Some grants went to:

-- The YMCA, to help poor children attend Camp Orkila on San Juan Island. Both Goldmark boys camped there.

-- The nonprofit Legal Foundation of Washington, to pay for the Goldmark Equal Access to Justice Internships. Law students, or new attorneys, will use the internships to provide legal help to organizations that can't usually afford it. Charles Goldmark was one of the founders of the legal foundation.

-- The Seattle-Nantes Sister City Association, to pay for scholarships so people can further Franco-American understanding. Annie Goldmark was French by birth.

Donations also went to the Bush School, where the Goldmark boys were students. The foundation also contributed to Harborview Medical Center and the Victims Assistance Unit of the Seattle Police Department; friends have hailed the efforts of the hospital and the police in the murders' aftermath.

The response to the Goldmarks' death has been generous and unique. But the murders themselves already had been distinguished by their savagery and senselessness.

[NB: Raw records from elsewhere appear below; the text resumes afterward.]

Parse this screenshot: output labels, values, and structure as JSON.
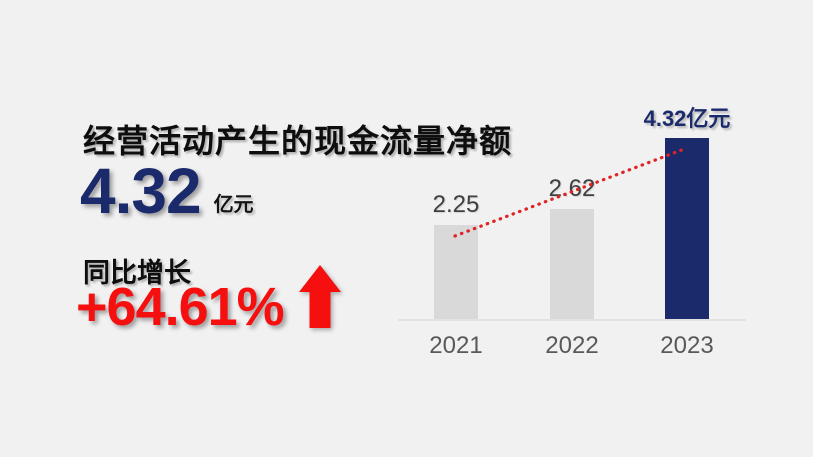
{
  "headline": {
    "title": "经营活动产生的现金流量净额",
    "value": "4.32",
    "unit": "亿元"
  },
  "growth": {
    "label": "同比增长",
    "value": "+64.61%"
  },
  "icons": {
    "growth_arrow": "up-block-arrow"
  },
  "colors": {
    "background": "#f1f1f2",
    "navy_accent": "#1b2a6b",
    "red_accent": "#f50f0f",
    "trendline_red": "#e02424",
    "bar_gray": "#d9d9d9",
    "value_label_gray": "#3f3f3f",
    "year_label_gray": "#595959",
    "axis_line": "#e2e2e2"
  },
  "chart_data": {
    "type": "bar",
    "categories": [
      "2021",
      "2022",
      "2023"
    ],
    "values": [
      2.25,
      2.62,
      4.32
    ],
    "value_labels": [
      "2.25",
      "2.62",
      "4.32亿元"
    ],
    "bar_colors": [
      "#d9d9d9",
      "#d9d9d9",
      "#1b2a6b"
    ],
    "highlight_index": 2,
    "unit": "亿元",
    "ylim": [
      0,
      5
    ],
    "grid": false,
    "legend": false,
    "trendline": {
      "type": "dotted",
      "color": "#e02424",
      "from_category": "2021",
      "to_category": "2023"
    }
  }
}
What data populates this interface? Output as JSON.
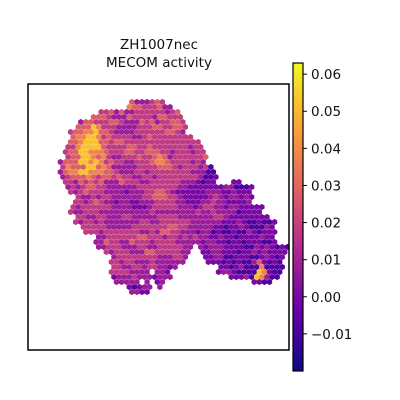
{
  "chart_data": {
    "type": "heatmap",
    "title_line1": "ZH1007nec",
    "title_line2": "MECOM activity",
    "xlabel": "",
    "ylabel": "",
    "grid": false,
    "legend": "colorbar-right",
    "colormap": "plasma",
    "colormap_stops": [
      "#0d0887",
      "#6a00a8",
      "#b12a90",
      "#e16462",
      "#fca636",
      "#f0f921"
    ],
    "vmin": -0.02,
    "vmax": 0.063,
    "colorbar_ticks": [
      -0.01,
      0.0,
      0.01,
      0.02,
      0.03,
      0.04,
      0.05,
      0.06
    ],
    "colorbar_tick_labels": [
      "−0.01",
      "0.00",
      "0.01",
      "0.02",
      "0.03",
      "0.04",
      "0.05",
      "0.06"
    ],
    "spot_grid": {
      "rows": 48,
      "cols": 49,
      "activity_rows": [
        "                                                 ",
        "                                                 ",
        "                                                 ",
        "                                                 ",
        "                  fdddefe                        ",
        "                 gffeeefdd                       ",
        "            eefdfddeeeeeedef                     ",
        "          fffedddfeeeedffeee                     ",
        "        dffeeeffedddfefdeeffe                    ",
        "       fffhgeeeddddeeeffeeffe                    ",
        "      effgghffeddddeeeeeeffed                    ",
        "      fgghhgefeeeeddefeeeeeeee                   ",
        "      ffghhhffeffeeeeeeeeeeeeeee                 ",
        "     eeghhhhfeeeeffeefeeeeeeedee                 ",
        "     effhhgggfeeeffeefffeedeeedee                ",
        "     effhhgfgeddeeefeefgfdeeeeeef                ",
        "    dfffhhghgefeeddeeefggfeeeeded                ",
        "    egfffhhfgfdddddeeeefffedeeedeb               ",
        "    dfgghhgggffedddeedeeeeeeeedddbb              ",
        "    defffgfeffefeeddeedeeeeeeeedbbc              ",
        "     eedfefefdddfeeeddeeeeeedddcbcc   cc         ",
        "     dedeffeeddddddeeeeeeeeddcccccccddbbbc       ",
        "      edefeeeddddcdddeeffedccccccdddccdccc       ",
        "       eddedeeddddddeefffeedcccccdedcddcdc       ",
        "       eedefeddcddccdddeeeeddcccddeddccccd       ",
        "      edeeeeeeddddcccdeeeeedddcdeeddcddccccc     ",
        "      eddeeeddddddddddeddddddddeddeddddbcccc     ",
        "       eeddeedddeedddddeeeedddddddeedcccccccc    ",
        "       edeededddddddeeddeeeeeeddddddcccdcbbcbbc  ",
        "        eeeeedddddeeeeeeeffeedddddccbccdcbbbdc   ",
        "         eeedeeeeeeeddedffeedddcddbcbbcbbdcbccc  ",
        "           ddeeeeeeffeeedeedededdccdccbccccdcc   ",
        "           ddfeeddfeeedeeeedddddcddccbccbcccbbc  ",
        "           ddeeedddeeddeeeeedd dcdddccccbbdcdcbcb",
        "             edeeedddffeeeeedd  ccddcccbccdcdcccc",
        "              deeeeeeeedddeed   ccddbbcccbbcdcbc ",
        "              eedeedddedddddd    cccbcbcbbdfcbcb ",
        "              eeddeedeeddcd        ccbcdbbbgbbbb ",
        "              eeeedddd ddc         cddcbbbbhgcbb ",
        "              cdddedddcddd           cccdbhgdbb  ",
        "               ddddd d cd                 ccbb   ",
        "                 cbcdd d                         ",
        "                  ddcc                           ",
        "                                                 ",
        "                                                 ",
        "                                                 ",
        "                                                 ",
        "                                                 "
      ],
      "activity_level_values": {
        "a": -0.015,
        "b": -0.008,
        "c": 0.0,
        "d": 0.008,
        "e": 0.018,
        "f": 0.028,
        "g": 0.038,
        "h": 0.052
      }
    }
  }
}
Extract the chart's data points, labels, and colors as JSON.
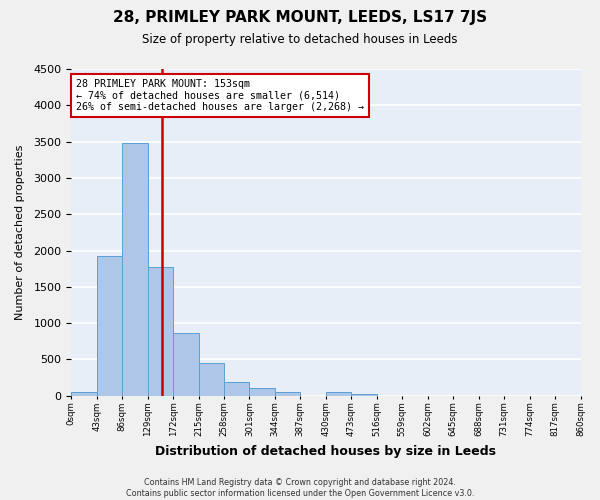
{
  "title": "28, PRIMLEY PARK MOUNT, LEEDS, LS17 7JS",
  "subtitle": "Size of property relative to detached houses in Leeds",
  "xlabel": "Distribution of detached houses by size in Leeds",
  "ylabel": "Number of detached properties",
  "bin_labels": [
    "0sqm",
    "43sqm",
    "86sqm",
    "129sqm",
    "172sqm",
    "215sqm",
    "258sqm",
    "301sqm",
    "344sqm",
    "387sqm",
    "430sqm",
    "473sqm",
    "516sqm",
    "559sqm",
    "602sqm",
    "645sqm",
    "688sqm",
    "731sqm",
    "774sqm",
    "817sqm",
    "860sqm"
  ],
  "bar_values": [
    50,
    1920,
    3480,
    1770,
    860,
    450,
    190,
    105,
    55,
    0,
    55,
    30,
    0,
    0,
    0,
    0,
    0,
    0,
    0,
    0
  ],
  "bar_color": "#aec6e8",
  "bar_edgecolor": "#5a9fd4",
  "vline_color": "#cc0000",
  "annotation_box_text": "28 PRIMLEY PARK MOUNT: 153sqm\n← 74% of detached houses are smaller (6,514)\n26% of semi-detached houses are larger (2,268) →",
  "annotation_box_color": "#cc0000",
  "ylim": [
    0,
    4500
  ],
  "yticks": [
    0,
    500,
    1000,
    1500,
    2000,
    2500,
    3000,
    3500,
    4000,
    4500
  ],
  "background_color": "#e8eef7",
  "grid_color": "#ffffff",
  "footer_line1": "Contains HM Land Registry data © Crown copyright and database right 2024.",
  "footer_line2": "Contains public sector information licensed under the Open Government Licence v3.0.",
  "vline_pos": 3.558
}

"These were people just like you and me with kids in the community who were positive people," Kelly said. "They had done nothing wrong, had not been in the wrong place, had not provoked ill will, and on Christmas Eve they were murdered. Murdered for no reason."

Jennifer Christian, the friend from Anchorage, and Annie Goldmark had gone through pregnancies together. Christian even went into labor in the Goldmark's 36th avenue home.

She remember her friend as a fine cook - "very lively and very funny."

"There was a lot of support and love for the Goldmark family in Madrona," said Christian. "Now, when we come back to Seattle, there's just a big hole for us here."